Améliorer ses compétences professionnelles pour écrire en toute sécurité dans des environnements hostiles

L’année 2014 a été difficile pour les journalistes au Pakistan, alors que plus de 12 d’entre eux ont été tués dans des attaques séparées, et que d’autres recevaient des appels menaçants et des lettres d’intimidation, selon le Rural Media Network of Pakistan (RMNP). Les journalistes se sont aussi plaints que les extrémistes religieux les obligent à rendre compte de leurs discours et exercent des pressions sur eux pour que leurs textes soient publiés mot à mot.

Afin de face à cette situation alarmante, le Programme international pour le développement de la communication (PIDC) de l’UNESCO a soutenu le projet « Sécurité des journalistes travaillant en environnement hostile dans le Pakistan rural », visant à former les journalistes aux questions liées à la sécurité.
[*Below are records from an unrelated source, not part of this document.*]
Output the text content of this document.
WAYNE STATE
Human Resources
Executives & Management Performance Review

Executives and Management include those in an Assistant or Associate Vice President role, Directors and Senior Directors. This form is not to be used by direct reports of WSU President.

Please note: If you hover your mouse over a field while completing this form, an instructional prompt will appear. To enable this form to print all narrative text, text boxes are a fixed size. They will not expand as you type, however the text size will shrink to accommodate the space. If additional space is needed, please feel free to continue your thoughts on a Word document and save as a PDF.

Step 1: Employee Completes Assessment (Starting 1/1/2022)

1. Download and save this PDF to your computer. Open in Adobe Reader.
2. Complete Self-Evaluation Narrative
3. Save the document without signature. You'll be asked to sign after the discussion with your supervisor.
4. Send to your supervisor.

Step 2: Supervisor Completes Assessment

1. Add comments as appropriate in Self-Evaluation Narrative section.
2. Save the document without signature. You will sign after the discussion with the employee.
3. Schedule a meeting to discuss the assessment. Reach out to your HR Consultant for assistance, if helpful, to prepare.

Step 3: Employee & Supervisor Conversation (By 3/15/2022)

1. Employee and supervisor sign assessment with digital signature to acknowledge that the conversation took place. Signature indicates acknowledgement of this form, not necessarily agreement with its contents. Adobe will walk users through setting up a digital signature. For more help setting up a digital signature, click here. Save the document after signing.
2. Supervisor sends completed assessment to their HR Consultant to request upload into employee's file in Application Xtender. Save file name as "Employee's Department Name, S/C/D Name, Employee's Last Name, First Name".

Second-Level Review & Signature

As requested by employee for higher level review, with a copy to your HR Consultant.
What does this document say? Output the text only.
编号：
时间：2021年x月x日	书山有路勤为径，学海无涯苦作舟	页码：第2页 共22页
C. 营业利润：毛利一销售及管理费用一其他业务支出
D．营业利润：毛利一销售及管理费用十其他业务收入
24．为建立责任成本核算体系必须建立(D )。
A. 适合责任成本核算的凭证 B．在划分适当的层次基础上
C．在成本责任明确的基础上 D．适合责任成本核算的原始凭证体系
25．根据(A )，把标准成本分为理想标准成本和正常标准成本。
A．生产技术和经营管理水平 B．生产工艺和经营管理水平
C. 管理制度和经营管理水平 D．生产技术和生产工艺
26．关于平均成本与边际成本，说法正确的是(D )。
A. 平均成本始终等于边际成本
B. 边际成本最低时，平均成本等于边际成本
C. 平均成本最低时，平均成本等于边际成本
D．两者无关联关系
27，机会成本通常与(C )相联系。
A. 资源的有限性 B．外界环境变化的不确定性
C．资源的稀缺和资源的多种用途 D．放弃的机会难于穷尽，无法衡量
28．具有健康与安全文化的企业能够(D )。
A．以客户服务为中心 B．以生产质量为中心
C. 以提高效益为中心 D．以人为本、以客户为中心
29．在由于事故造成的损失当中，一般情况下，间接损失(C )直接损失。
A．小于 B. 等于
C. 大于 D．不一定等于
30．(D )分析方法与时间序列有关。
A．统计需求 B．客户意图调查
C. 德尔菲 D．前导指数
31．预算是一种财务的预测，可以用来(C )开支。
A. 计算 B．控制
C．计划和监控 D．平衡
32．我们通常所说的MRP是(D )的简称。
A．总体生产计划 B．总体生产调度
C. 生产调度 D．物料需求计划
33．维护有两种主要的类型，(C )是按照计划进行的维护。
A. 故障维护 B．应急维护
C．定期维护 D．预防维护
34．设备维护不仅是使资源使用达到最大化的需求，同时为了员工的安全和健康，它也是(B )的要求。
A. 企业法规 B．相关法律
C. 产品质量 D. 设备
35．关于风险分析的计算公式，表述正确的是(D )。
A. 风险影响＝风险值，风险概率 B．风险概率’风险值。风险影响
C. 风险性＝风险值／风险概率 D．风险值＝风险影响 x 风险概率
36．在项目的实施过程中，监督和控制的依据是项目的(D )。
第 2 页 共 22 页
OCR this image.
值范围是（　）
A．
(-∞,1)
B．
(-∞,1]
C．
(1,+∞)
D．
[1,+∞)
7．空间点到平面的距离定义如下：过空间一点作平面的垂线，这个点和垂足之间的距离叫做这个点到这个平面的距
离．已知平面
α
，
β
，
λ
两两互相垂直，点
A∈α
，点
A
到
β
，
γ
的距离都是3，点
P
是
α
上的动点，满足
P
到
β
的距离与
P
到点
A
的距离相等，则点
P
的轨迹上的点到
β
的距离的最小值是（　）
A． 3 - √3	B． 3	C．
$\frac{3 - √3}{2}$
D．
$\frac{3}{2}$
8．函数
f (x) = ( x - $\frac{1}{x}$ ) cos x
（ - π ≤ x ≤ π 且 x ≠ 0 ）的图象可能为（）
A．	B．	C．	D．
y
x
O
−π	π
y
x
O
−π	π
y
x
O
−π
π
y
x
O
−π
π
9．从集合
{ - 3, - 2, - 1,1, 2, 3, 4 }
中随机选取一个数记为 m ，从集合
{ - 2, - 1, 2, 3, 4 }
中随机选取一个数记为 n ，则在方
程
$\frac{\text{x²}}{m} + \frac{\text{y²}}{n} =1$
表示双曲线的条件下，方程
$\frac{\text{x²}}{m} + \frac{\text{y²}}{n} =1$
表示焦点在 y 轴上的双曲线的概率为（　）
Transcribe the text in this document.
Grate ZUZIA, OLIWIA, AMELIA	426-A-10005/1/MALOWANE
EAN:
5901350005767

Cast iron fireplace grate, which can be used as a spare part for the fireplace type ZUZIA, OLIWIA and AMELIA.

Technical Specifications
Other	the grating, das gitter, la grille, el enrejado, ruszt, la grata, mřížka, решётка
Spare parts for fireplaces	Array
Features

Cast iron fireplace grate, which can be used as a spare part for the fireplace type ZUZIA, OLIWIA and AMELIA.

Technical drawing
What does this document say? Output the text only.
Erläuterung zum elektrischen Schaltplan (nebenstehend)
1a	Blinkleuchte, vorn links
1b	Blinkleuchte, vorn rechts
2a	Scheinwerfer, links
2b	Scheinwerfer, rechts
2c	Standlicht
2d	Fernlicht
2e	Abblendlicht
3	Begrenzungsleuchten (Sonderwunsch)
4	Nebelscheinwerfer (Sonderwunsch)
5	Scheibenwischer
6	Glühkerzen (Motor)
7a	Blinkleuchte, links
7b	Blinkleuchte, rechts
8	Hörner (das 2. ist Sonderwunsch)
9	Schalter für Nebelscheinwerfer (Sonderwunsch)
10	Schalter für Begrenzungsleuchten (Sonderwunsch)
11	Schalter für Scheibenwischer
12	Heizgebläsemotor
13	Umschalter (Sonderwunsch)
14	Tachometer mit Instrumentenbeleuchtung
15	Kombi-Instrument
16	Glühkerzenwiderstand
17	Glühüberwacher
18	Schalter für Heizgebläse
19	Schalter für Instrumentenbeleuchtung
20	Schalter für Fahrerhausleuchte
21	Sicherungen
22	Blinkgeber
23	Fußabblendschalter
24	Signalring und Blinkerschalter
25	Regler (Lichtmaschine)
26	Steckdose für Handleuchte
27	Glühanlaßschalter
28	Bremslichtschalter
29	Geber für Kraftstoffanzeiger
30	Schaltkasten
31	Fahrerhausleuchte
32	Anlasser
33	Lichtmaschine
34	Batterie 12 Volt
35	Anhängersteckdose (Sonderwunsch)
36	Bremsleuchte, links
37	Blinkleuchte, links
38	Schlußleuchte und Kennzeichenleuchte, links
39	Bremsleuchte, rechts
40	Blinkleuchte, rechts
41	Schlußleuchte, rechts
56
Six programmes de formation étaient organisés dans trois districts du sud du Pendjab (MuzzaffarGarh, Bahawalpur et RahimYarKhan), qui se trouve sous l’emprise de l’extrémisme religieux et de la violence sectaire. Au total, 90 journalistes se sont inscrits dans les six ateliers de formation, mais du fait de la forte demande, 125 ont finalement été acceptés, dont 38 femmes.

La participation de femmes au projet était remarquable, compte tenu des circonstances locales. « Nous saluons la décision d’inclure 38 participantes dans les ateliers de formation de Samasatta et MusafirKhana » a déclaré Ms NajmaunNisa Bukhari, coordinatrice du RMNP.

 « Dans les zone rurales du Pakistan, où vit 70 % de la population, les journalistes femmes ne sont qu’une poignée. Dans la région de Bahawalpur, où demeurent 12,5 millions d’habitants, il n’y a pas une seule femme journaliste. Et les hommes n’ont pas la possibilité de rendre compte du point de vue des femmes, car ils ne peuvent ni les approcher, ni leur parler librement. »

« La quasi-absence de journalistes femmes signifie que les médias ne témoignent pas d’une large partie de la société. La perspective des femmes est complètement absente de la couverture médiatique. Il est urgent que les médias locaux et nationaux dénoncent les violations des droits de l’homme dont sont victimes les femmes. » a-t-elle conclu.

Couvrir une émeute, agir face aux pressions, menaces et intimidations de diverses origines, gérer les contacts et les relations avec les sources d’information, préserver les faits et maintenir un équilibre dans le reportage, couvrir les attentats à la bombe sont quelques-uns des sujets traités lors de la formation.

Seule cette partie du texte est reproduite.